Suddenly Rashid looked only as menacing as the batsmen would permit. On the day he surely would have learnt that Test cricket was not a bed of roses. On a pitch where the ball did not come on to the bat, he was cut, swept and pulled far too often.
The visitors’ spinners were also guilty of trying too many variations. This ensured that they could not bowl to a packed off side or leg side field. A split 5-4 field was never going to work on a first day’s Test pitch and so it was proved. Right through the first two sessions of play the scoring rate was above five runs an over.

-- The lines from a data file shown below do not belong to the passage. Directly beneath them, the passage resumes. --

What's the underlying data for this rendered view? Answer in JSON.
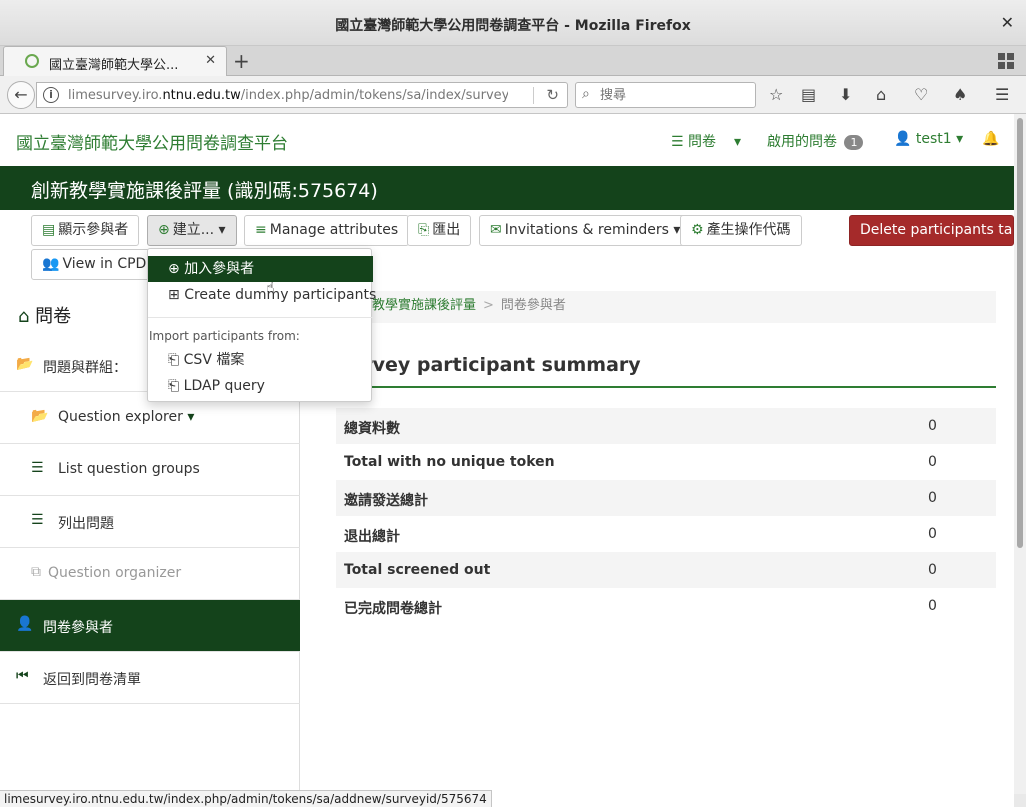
{
  "window": {
    "title": "國立臺灣師範大學公用問卷調查平台 - Mozilla Firefox",
    "close": "✕"
  },
  "tab": {
    "label": "國立臺灣師範大學公...",
    "close": "✕",
    "new": "+"
  },
  "address": {
    "url_prefix": "limesurvey.iro.",
    "url_domain": "ntnu.edu.tw",
    "url_rest": "/index.php/admin/tokens/sa/index/surveyid",
    "search_placeholder": "搜尋"
  },
  "header": {
    "site_title": "國立臺灣師範大學公用問卷調查平台",
    "surveys": "問卷",
    "active_surveys": "啟用的問卷",
    "active_count": "1",
    "user": "test1"
  },
  "survey": {
    "title": "創新教學實施課後評量 (識別碼:575674)"
  },
  "toolbar": {
    "display_participants": "顯示參與者",
    "create": "建立...",
    "manage_attributes": "Manage attributes",
    "export": "匯出",
    "invitations": "Invitations & reminders",
    "generate_tokens": "產生操作代碼",
    "delete_table": "Delete participants table",
    "view_cpdb": "View in CPDB"
  },
  "create_menu": {
    "add_participant": "加入參與者",
    "create_dummy": "Create dummy participants",
    "import_header": "Import participants from:",
    "csv": "CSV 檔案",
    "ldap": "LDAP query"
  },
  "sidebar": {
    "heading": "問卷",
    "items": [
      {
        "label": "問題與群組："
      },
      {
        "label": "Question explorer"
      },
      {
        "label": "List question groups"
      },
      {
        "label": "列出問題"
      },
      {
        "label": "Question organizer"
      },
      {
        "label": "問卷參與者"
      },
      {
        "label": "返回到問卷清單"
      }
    ]
  },
  "breadcrumb": {
    "survey": "創新教學實施課後評量",
    "current": "問卷參與者"
  },
  "summary": {
    "title": "Survey participant summary",
    "rows": [
      {
        "label": "總資料數",
        "value": "0"
      },
      {
        "label": "Total with no unique token",
        "value": "0"
      },
      {
        "label": "邀請發送總計",
        "value": "0"
      },
      {
        "label": "退出總計",
        "value": "0"
      },
      {
        "label": "Total screened out",
        "value": "0"
      },
      {
        "label": "已完成問卷總計",
        "value": "0"
      }
    ]
  },
  "status_url": "limesurvey.iro.ntnu.edu.tw/index.php/admin/tokens/sa/addnew/surveyid/575674",
  "colors": {
    "brand_green": "#14431b",
    "link_green": "#2e7d32",
    "danger": "#a52a2a"
  }
}
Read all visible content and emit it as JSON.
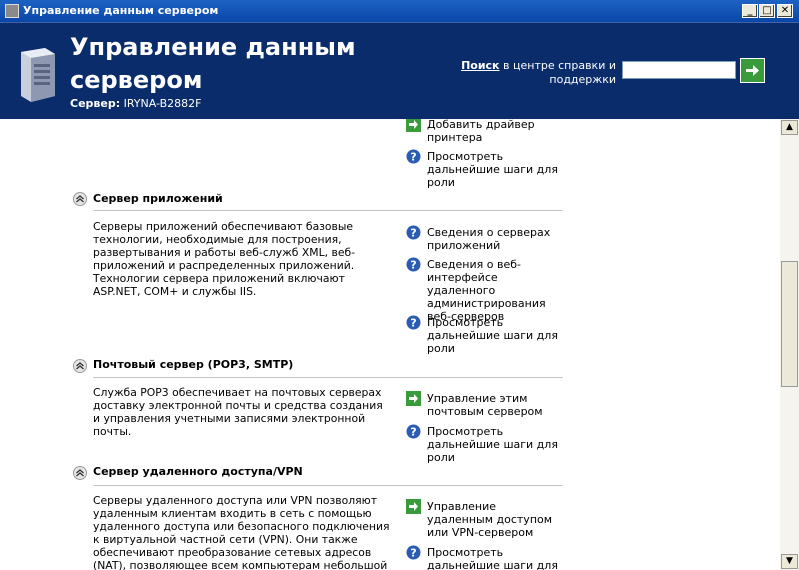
{
  "window": {
    "title": "Управление данным сервером",
    "buttons": {
      "minimize": "_",
      "maximize": "□",
      "close": "✕"
    }
  },
  "header": {
    "title": "Управление данным сервером",
    "server_label": "Сервер:",
    "server_name": "IRYNA-B2882F",
    "search_label_bold": "Поиск",
    "search_label_rest": " в центре справки и поддержки",
    "search_value": ""
  },
  "top_links": [
    {
      "icon": "green-arrow-icon",
      "text": "Добавить драйвер принтера"
    },
    {
      "icon": "help-icon",
      "text": "Просмотреть дальнейшие шаги для роли"
    }
  ],
  "sections": [
    {
      "title": "Сервер приложений",
      "description": "Серверы приложений обеспечивают базовые технологии, необходимые для построения, развертывания и работы веб-служб XML, веб-приложений и распределенных приложений. Технологии сервера приложений включают ASP.NET, COM+ и службы IIS.",
      "links": [
        {
          "icon": "help-icon",
          "text": "Сведения о серверах приложений"
        },
        {
          "icon": "help-icon",
          "text": "Сведения о веб-интерфейсе удаленного администрирования веб-серверов"
        },
        {
          "icon": "help-icon",
          "text": "Просмотреть дальнейшие шаги для роли"
        }
      ]
    },
    {
      "title": "Почтовый сервер (POP3, SMTP)",
      "description": "Служба POP3 обеспечивает на почтовых серверах доставку электронной почты и средства создания и управления учетными записями электронной почты.",
      "links": [
        {
          "icon": "green-arrow-icon",
          "text": "Управление этим почтовым сервером"
        },
        {
          "icon": "help-icon",
          "text": "Просмотреть дальнейшие шаги для роли"
        }
      ]
    },
    {
      "title": "Сервер удаленного доступа/VPN",
      "description": "Серверы удаленного доступа или VPN позволяют удаленным клиентам входить в сеть с помощью удаленного доступа или безопасного подключения к виртуальной частной сети (VPN). Они также обеспечивают преобразование сетевых адресов (NAT), позволяющее всем компьютерам небольшой сети",
      "links": [
        {
          "icon": "green-arrow-icon",
          "text": "Управление удаленным доступом или VPN-сервером"
        },
        {
          "icon": "help-icon",
          "text": "Просмотреть дальнейшие шаги для роли"
        }
      ]
    }
  ],
  "colors": {
    "header_bg": "#0a2c6b",
    "titlebar": "#0a47a8",
    "help_icon": "#2a5bb5",
    "arrow_icon": "#3a9b3a"
  }
}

It was only the ill-advised move to send Ajinkya Rahane and Cheteshwar Pujara to bat together that enabled Afghanistan to catch their breath. Both batted far too slowly when they should have been busy driving home the advantage given by Dhawan, Vijay (105; 153b, 15x4, 1x6) and Rahul (54; 64 b, 8x4).
Rahane scratched around for 45 deliveries to make unconvincing 10 runs while Pujara was only marginally better. Both fell to spinners, Rashid and Mujeeb respectively, late in the evening.
However, the first two sessions of play undoubtedly belonged to India. A tea break score of 248 for 1 was staggering. But Afghanistan clawed their way back in the final session which was extended to make up for time lost due to rain interruptions.
India lost five wickets in the post-tea session and these would undoubtedly have put Afghanistan in a better frame of mind. Certainly, the bowlers could now look forward to wrapping up the innings early on the morrow.
For India, centuries from openers Dhawan and Vijay was a huge boost. It set the tone for a run feast as the day’s final score of 347 for 6 from 78 overs indicates. A run-rate in excess of four runs an over is brilliant in the context of Test cricket.
Meanwhile, Afghanistan can ponder over their rude introduction to Test cricket. But they can take heart that the day ended well for them. The late strike by the bowlers would have given them hope for the morrow. Meantime their coaching staff and seniors would do well to dwell on tactics in Test cricket.